About 1,200 members of the Association of Secondary Teachers Ireland (ASTI) resigned this year, and the belief is many of those are now members of the Teachers' Union of Ireland (TUI).
The number may include retirees, but with annual ASTI membership fees ranging from €337 for a full-time teacher, to €50 for part-timer on less than 11 hours a week, a transfer of members would represent a major long-term financial drain.
The ASTI has now complained to the Irish Congress of Trades Unions (Ictu) about the phenomenon. The ASTI's heavy membership losses happened during the months when members were missing out on pay increases - and for many young teachers, a permanent contract - because of their ongoing rejection of the Lansdowne Road Agreement (LRA).
Rising discontent spilled on to the floor at the union's annual Easter conference when delegates spoke openly about people leaving.
The ASTI finally accepted the Lansdowne Road Agreement and Junior Cert reforms in June, after a grassroots movement forced a special delegate convention to reconsider its position.
Now the ASTI complaint over its lost members is being considered by Ictu although, at this stage, it has not been referred to its Disputes Committee.
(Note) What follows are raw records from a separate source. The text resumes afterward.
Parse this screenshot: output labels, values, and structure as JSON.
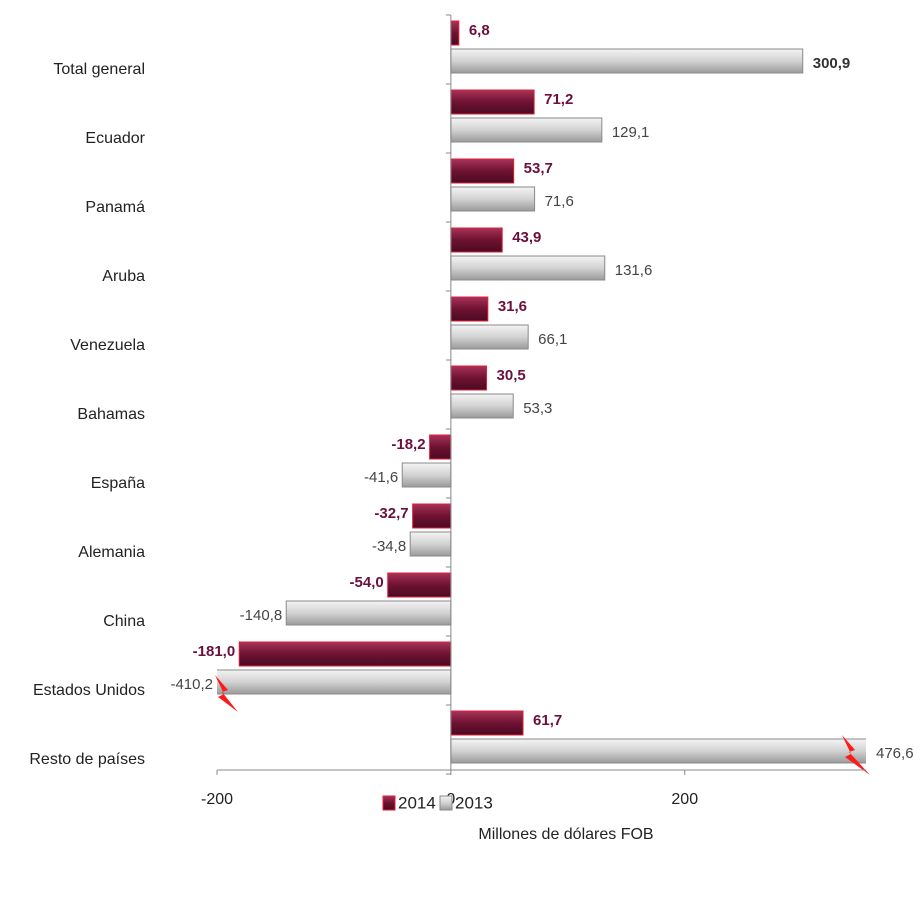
{
  "chart_data": {
    "type": "hbar",
    "categories": [
      "Total general",
      "Ecuador",
      "Panamá",
      "Aruba",
      "Venezuela",
      "Bahamas",
      "España",
      "Alemania",
      "China",
      "Estados Unidos",
      "Resto de países"
    ],
    "series": [
      {
        "name": "2014",
        "color": "#7a1a3c",
        "values": [
          6.8,
          71.2,
          53.7,
          43.9,
          31.6,
          30.5,
          -18.2,
          -32.7,
          -54.0,
          -181.0,
          61.7
        ],
        "value_labels": [
          "6,8",
          "71,2",
          "53,7",
          "43,9",
          "31,6",
          "30,5",
          "-18,2",
          "-32,7",
          "-54,0",
          "-181,0",
          "61,7"
        ]
      },
      {
        "name": "2013",
        "color": "#cfcfcf",
        "values": [
          300.9,
          129.1,
          71.6,
          131.6,
          66.1,
          53.3,
          -41.6,
          -34.8,
          -140.8,
          -410.2,
          476.6
        ],
        "value_labels": [
          "300,9",
          "129,1",
          "71,6",
          "131,6",
          "66,1",
          "53,3",
          "-41,6",
          "-34,8",
          "-140,8",
          "-410,2",
          "476,6"
        ]
      }
    ],
    "x_label": "Millones de dólares FOB",
    "xlim": [
      -200,
      355
    ],
    "xticks": [
      -200,
      0,
      200
    ],
    "legend": "bottom"
  }
}
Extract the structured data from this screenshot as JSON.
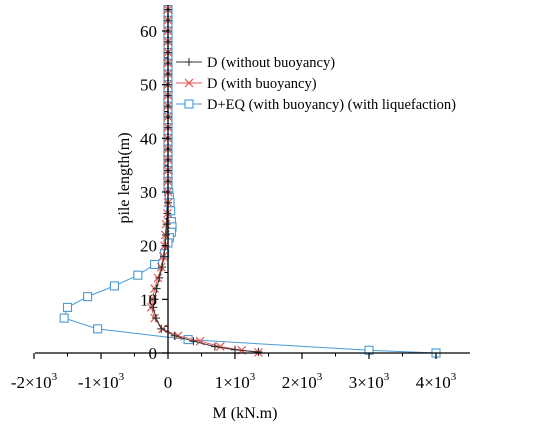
{
  "chart_data": {
    "type": "line",
    "xlabel": "M (kN.m)",
    "ylabel": "pile length(m)",
    "xlim": [
      -2300,
      4500
    ],
    "ylim": [
      0,
      64
    ],
    "x_ticks": [
      {
        "value": -2000,
        "mantissa": "-2×10",
        "exp": "3"
      },
      {
        "value": -1000,
        "mantissa": "-1×10",
        "exp": "3"
      },
      {
        "value": 0,
        "mantissa": "0",
        "exp": ""
      },
      {
        "value": 1000,
        "mantissa": "1×10",
        "exp": "3"
      },
      {
        "value": 2000,
        "mantissa": "2×10",
        "exp": "3"
      },
      {
        "value": 3000,
        "mantissa": "3×10",
        "exp": "3"
      },
      {
        "value": 4000,
        "mantissa": "4×10",
        "exp": "3"
      }
    ],
    "y_ticks": [
      0,
      10,
      20,
      30,
      40,
      50,
      60
    ],
    "grid": false,
    "legend_position": "top-right",
    "series": [
      {
        "name": "D (without buoyancy)",
        "color": "#333333",
        "marker": "plus",
        "points": [
          [
            0,
            64
          ],
          [
            0,
            62
          ],
          [
            0,
            60
          ],
          [
            0,
            58
          ],
          [
            0,
            56
          ],
          [
            0,
            54
          ],
          [
            0,
            52
          ],
          [
            0,
            50
          ],
          [
            0,
            48
          ],
          [
            0,
            46
          ],
          [
            0,
            44
          ],
          [
            0,
            42
          ],
          [
            0,
            40
          ],
          [
            0,
            38
          ],
          [
            0,
            36
          ],
          [
            0,
            34
          ],
          [
            0,
            32
          ],
          [
            0,
            30
          ],
          [
            0,
            28
          ],
          [
            -10,
            26
          ],
          [
            -20,
            24
          ],
          [
            -30,
            22
          ],
          [
            -40,
            20
          ],
          [
            -60,
            18
          ],
          [
            -90,
            16
          ],
          [
            -130,
            14
          ],
          [
            -170,
            12
          ],
          [
            -200,
            10
          ],
          [
            -220,
            8.5
          ],
          [
            -180,
            6.5
          ],
          [
            -100,
            4.5
          ],
          [
            100,
            3.2
          ],
          [
            380,
            2.2
          ],
          [
            700,
            1.2
          ],
          [
            1000,
            0.6
          ],
          [
            1350,
            0.2
          ]
        ]
      },
      {
        "name": "D (with buoyancy)",
        "color": "#e8574f",
        "marker": "x",
        "points": [
          [
            0,
            64
          ],
          [
            0,
            62
          ],
          [
            0,
            60
          ],
          [
            0,
            58
          ],
          [
            0,
            56
          ],
          [
            0,
            54
          ],
          [
            0,
            52
          ],
          [
            0,
            50
          ],
          [
            0,
            48
          ],
          [
            0,
            46
          ],
          [
            0,
            44
          ],
          [
            0,
            42
          ],
          [
            0,
            40
          ],
          [
            0,
            38
          ],
          [
            0,
            36
          ],
          [
            0,
            34
          ],
          [
            0,
            32
          ],
          [
            0,
            30
          ],
          [
            0,
            28
          ],
          [
            -10,
            26
          ],
          [
            -30,
            24
          ],
          [
            -40,
            22
          ],
          [
            -50,
            20
          ],
          [
            -70,
            18
          ],
          [
            -100,
            16
          ],
          [
            -150,
            14
          ],
          [
            -200,
            12
          ],
          [
            -230,
            10
          ],
          [
            -250,
            8.5
          ],
          [
            -200,
            6.5
          ],
          [
            -80,
            4.5
          ],
          [
            150,
            3.2
          ],
          [
            480,
            2.2
          ],
          [
            780,
            1.2
          ],
          [
            1100,
            0.5
          ],
          [
            1350,
            0.1
          ]
        ]
      },
      {
        "name": "D+EQ (with buoyancy) (with liquefaction)",
        "color": "#4a9ad4",
        "marker": "square",
        "points": [
          [
            0,
            64
          ],
          [
            0,
            63
          ],
          [
            0,
            62
          ],
          [
            0,
            61
          ],
          [
            0,
            60
          ],
          [
            0,
            59
          ],
          [
            0,
            58
          ],
          [
            0,
            57
          ],
          [
            0,
            56
          ],
          [
            0,
            55
          ],
          [
            0,
            54
          ],
          [
            0,
            53
          ],
          [
            0,
            52
          ],
          [
            0,
            51
          ],
          [
            0,
            50
          ],
          [
            0,
            49
          ],
          [
            0,
            48
          ],
          [
            0,
            47
          ],
          [
            0,
            46
          ],
          [
            0,
            45
          ],
          [
            0,
            44
          ],
          [
            0,
            43
          ],
          [
            0,
            42
          ],
          [
            0,
            41
          ],
          [
            0,
            40
          ],
          [
            0,
            39
          ],
          [
            0,
            38
          ],
          [
            0,
            37
          ],
          [
            0,
            36
          ],
          [
            0,
            35
          ],
          [
            0,
            34
          ],
          [
            0,
            33
          ],
          [
            0,
            32
          ],
          [
            0,
            31
          ],
          [
            10,
            30
          ],
          [
            20,
            29
          ],
          [
            30,
            28
          ],
          [
            40,
            26.5
          ],
          [
            50,
            24.5
          ],
          [
            60,
            23.5
          ],
          [
            50,
            22.5
          ],
          [
            20,
            21.5
          ],
          [
            0,
            20.5
          ],
          [
            -50,
            18.5
          ],
          [
            -200,
            16.5
          ],
          [
            -450,
            14.5
          ],
          [
            -800,
            12.5
          ],
          [
            -1200,
            10.5
          ],
          [
            -1500,
            8.5
          ],
          [
            -1550,
            6.5
          ],
          [
            -1050,
            4.5
          ],
          [
            300,
            2.5
          ],
          [
            3000,
            0.5
          ],
          [
            4000,
            0
          ]
        ]
      }
    ]
  }
}
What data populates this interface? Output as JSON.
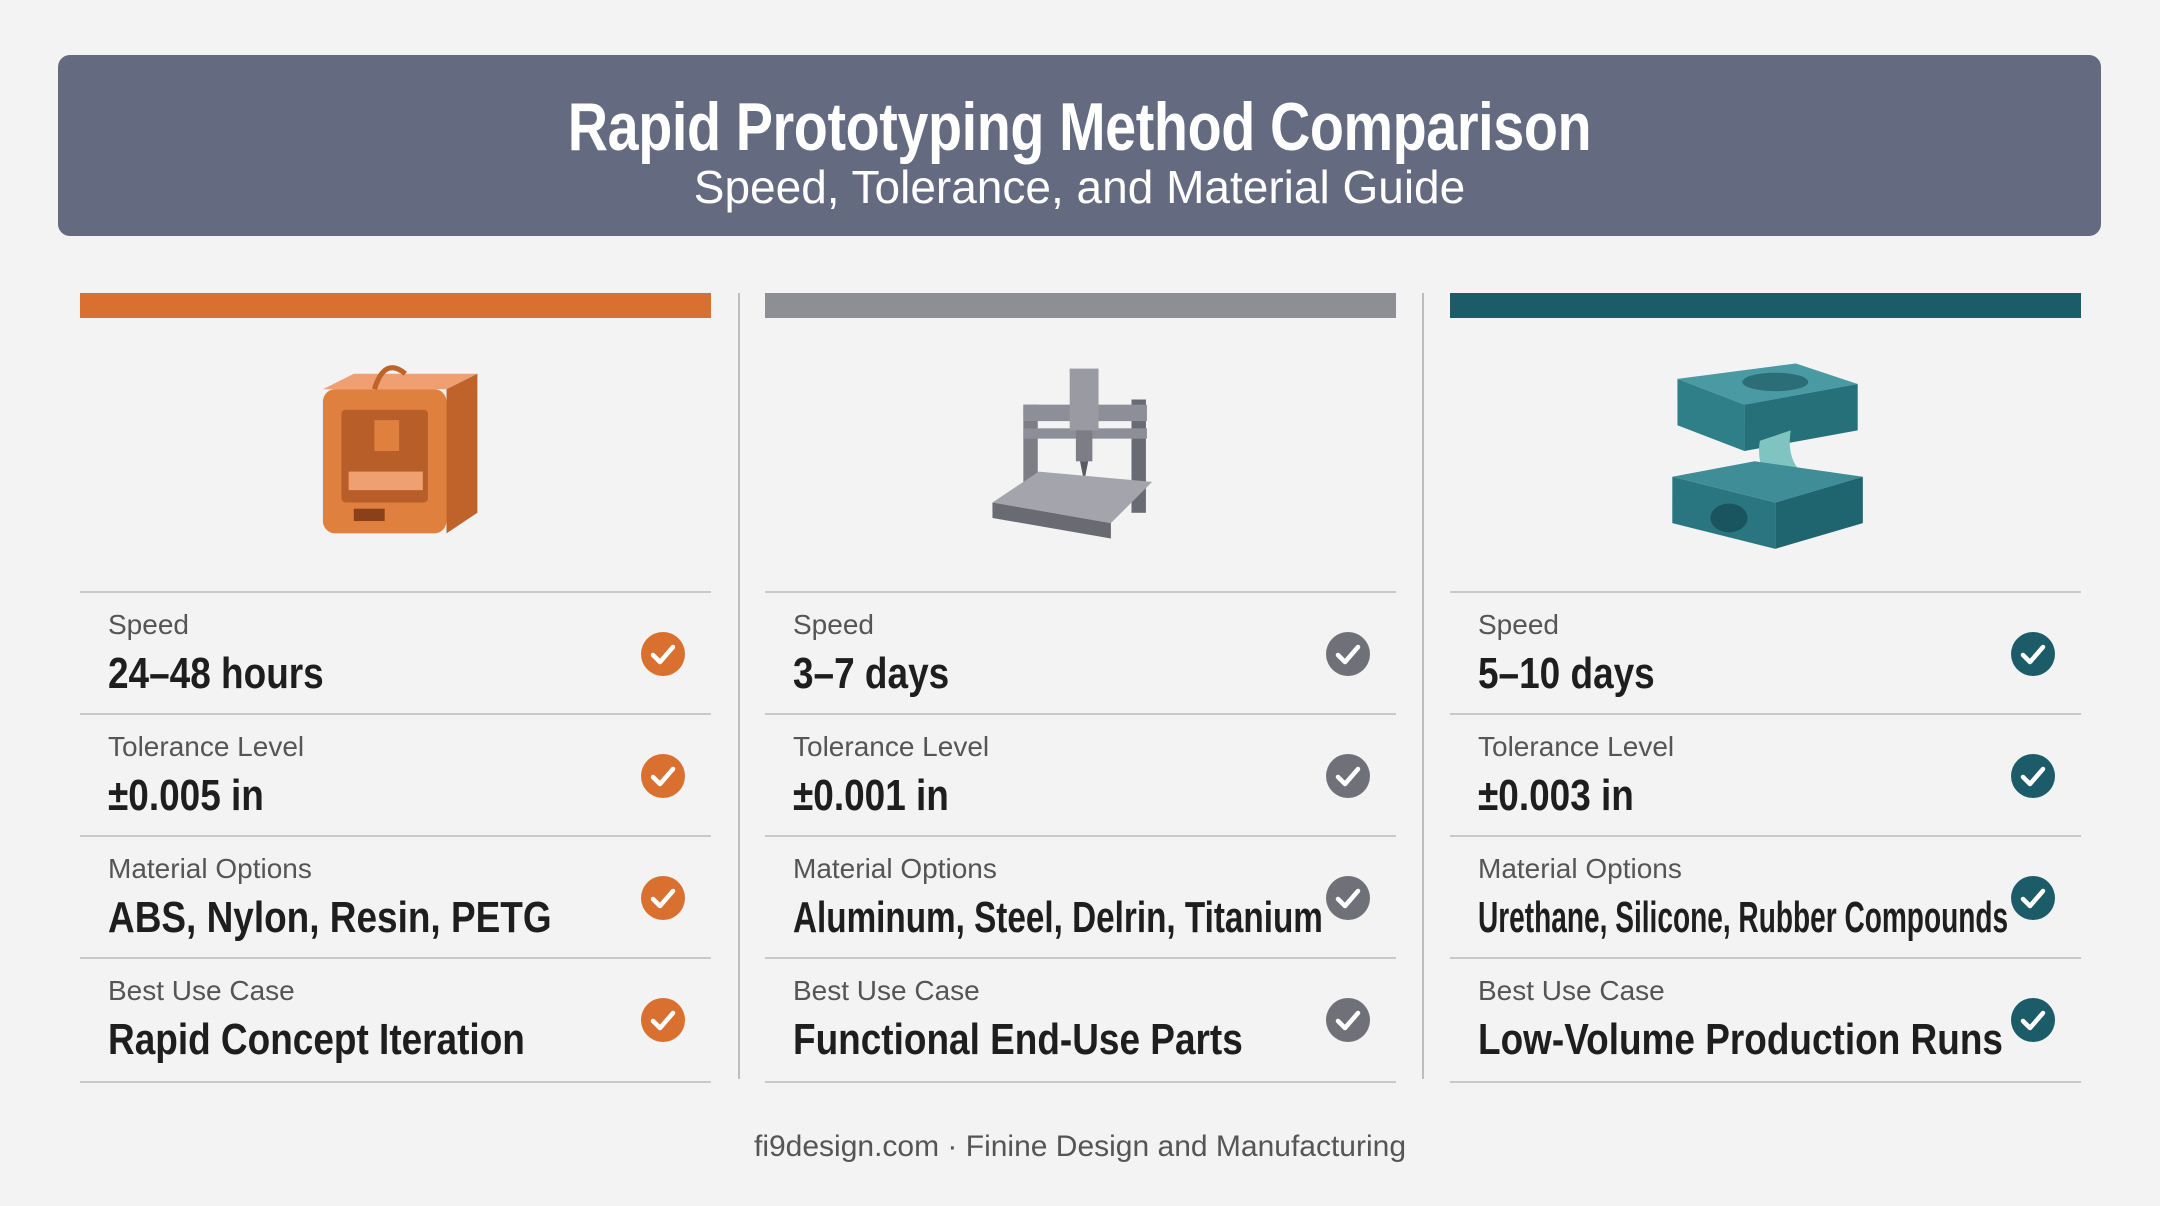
{
  "header": {
    "title": "Rapid Prototyping Method Comparison",
    "subtitle": "Speed, Tolerance, and Material Guide"
  },
  "columns": [
    {
      "rows": [
        {
          "label": "Speed",
          "value": "24–48 hours"
        },
        {
          "label": "Tolerance Level",
          "value": "±0.005 in"
        },
        {
          "label": "Material Options",
          "value": "ABS, Nylon, Resin, PETG"
        },
        {
          "label": "Best Use Case",
          "value": "Rapid Concept Iteration"
        }
      ]
    },
    {
      "rows": [
        {
          "label": "Speed",
          "value": "3–7 days"
        },
        {
          "label": "Tolerance Level",
          "value": "±0.001 in"
        },
        {
          "label": "Material Options",
          "value": "Aluminum, Steel, Delrin, Titanium"
        },
        {
          "label": "Best Use Case",
          "value": "Functional End-Use Parts"
        }
      ]
    },
    {
      "rows": [
        {
          "label": "Speed",
          "value": "5–10 days"
        },
        {
          "label": "Tolerance Level",
          "value": "±0.003 in"
        },
        {
          "label": "Material Options",
          "value": "Urethane, Silicone, Rubber Compounds"
        },
        {
          "label": "Best Use Case",
          "value": "Low-Volume Production Runs"
        }
      ]
    }
  ],
  "footer": "fi9design.com · Finine Design and Manufacturing"
}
Ictu has an "anti-poaching" agreement that prohibits unions taking advantage of a dispute and recruiting members of another union.
It is not clear whether the departing ASTI members would have declared their previous affiliation to the TUI.
Neither union would comment, other than to confirm that the matter was going through Ictu processes.
A teacher's union affiliation generally depends on the school sector in which they work, with the ASTI representing those in voluntary secondary schools - traditionally run or, previously run, by the religious.
The TUI largely negotiates for those in schools managed by local education and training boards. The unions share representation in the community and comprehensive school sector.
The ASTI will ballot its members next month on Lansdowne Road's successor. The recommendation is to reject the pay deal - but with members licking their wounds after the financial pain of delayed acceptance of the LRA, it remains to be seen how they will respond.
The deal, the Public Service Stability Agreement (PSSA), has been accepted by a majority of Ictu unions, although other teachers' unions have rejected it this time, because it has not ended two-tier pay scales.
But the terms of the PSSA will apply to members of all unions unless they "repudiate" it by taking industrial action.
The INTO executive agreed on Friday to participate in a Government review on pay equality, but a spokesman said it did not mean it was signing up.
An INTO activist group, Glór, which is campaigning for pay equality, said it was appalled by the decision of the union leadership to enter into talks.